The great ages achieved by King Charles’ mother, the Queen (96), and maternal grandmother, the Queen mother (101), show that the modern British Royal family generally enjoy rude good health. But their royal status and excellent medical care are no guarantee against the illnesses that beset all mortal men and women. In the contemporary era, the most common condition, now afflicting one in every two people, is cancer.
King Charles’ decision to share news of his diagnosis with the world at large – though holding back from disclosing exactly where the cancer was discovered – is a major departure from the reserve and secrecy that has previously marked the Royals’ attitude towards their health. As the patron of several cancer charities, Charles clearly hopes that his openness about his condition will encourage other people to come forward and seek early medical help if they suspect that they too are suffering from cancer.
Charles’ diagnosis with the condition shared by so many of his subjects also means his family’s medical history comes under the spotlight.
The King’s paternal grandfather, King George VI, died of lung cancer after a lifetime of cigarette smoking.
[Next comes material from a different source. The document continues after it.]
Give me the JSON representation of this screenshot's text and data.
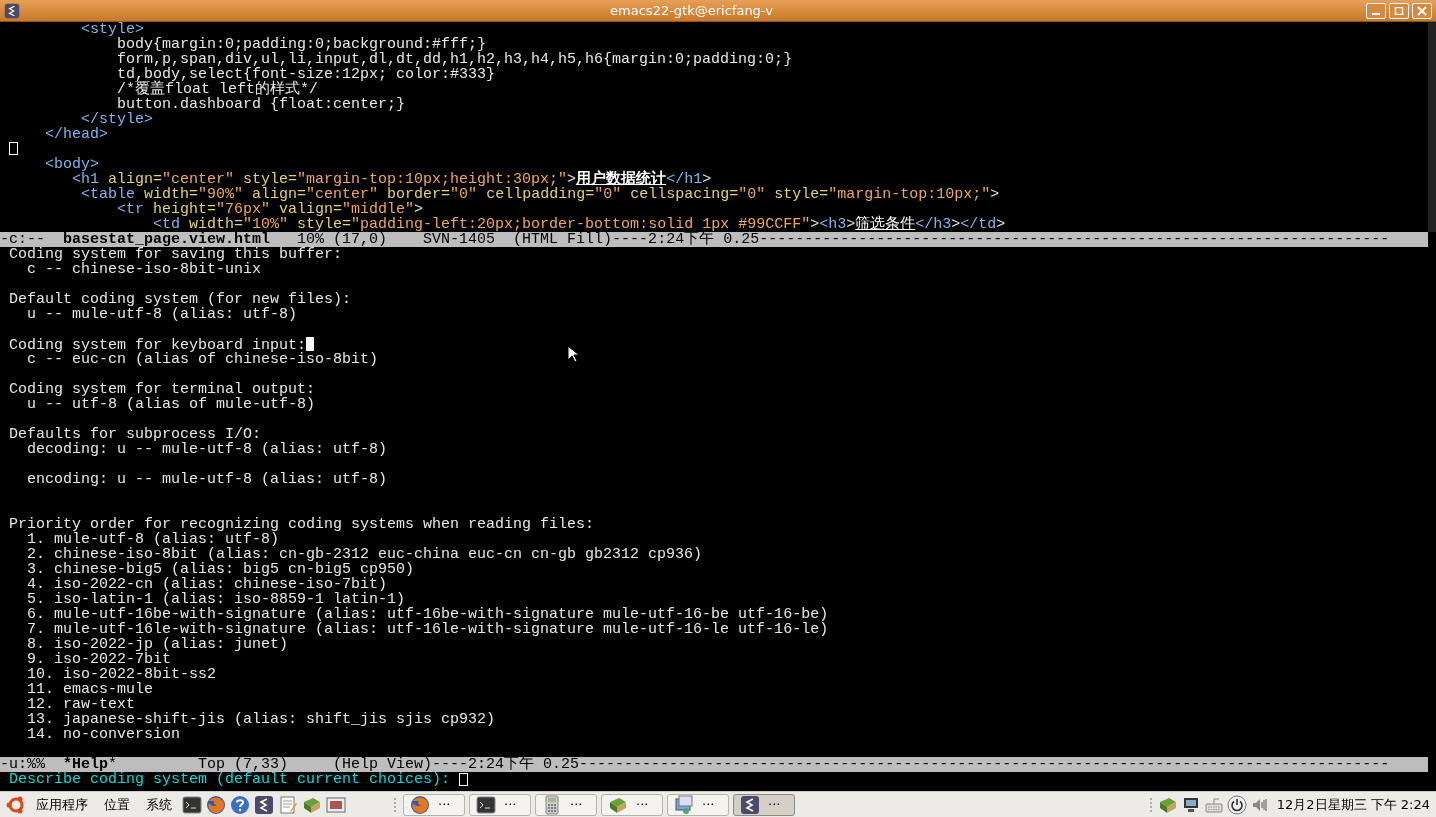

George VI died in his sleep at Sandringham almost exactly 72 year ago on 6 February 1952. He had been operated on for the removal of part of his lung, but had no idea that his illness was terminal. This was why Princess Elizabeth had been allowed to depart on a tour of East Africa, where she learned of her father’s death and her accession to the throne while staying in a treetops hotel in Kenya.
King George’s elder brother, Edward VIII, known after his 1936 abdication as the Duke of Windsor, also died of cancer twenty years later in 1972.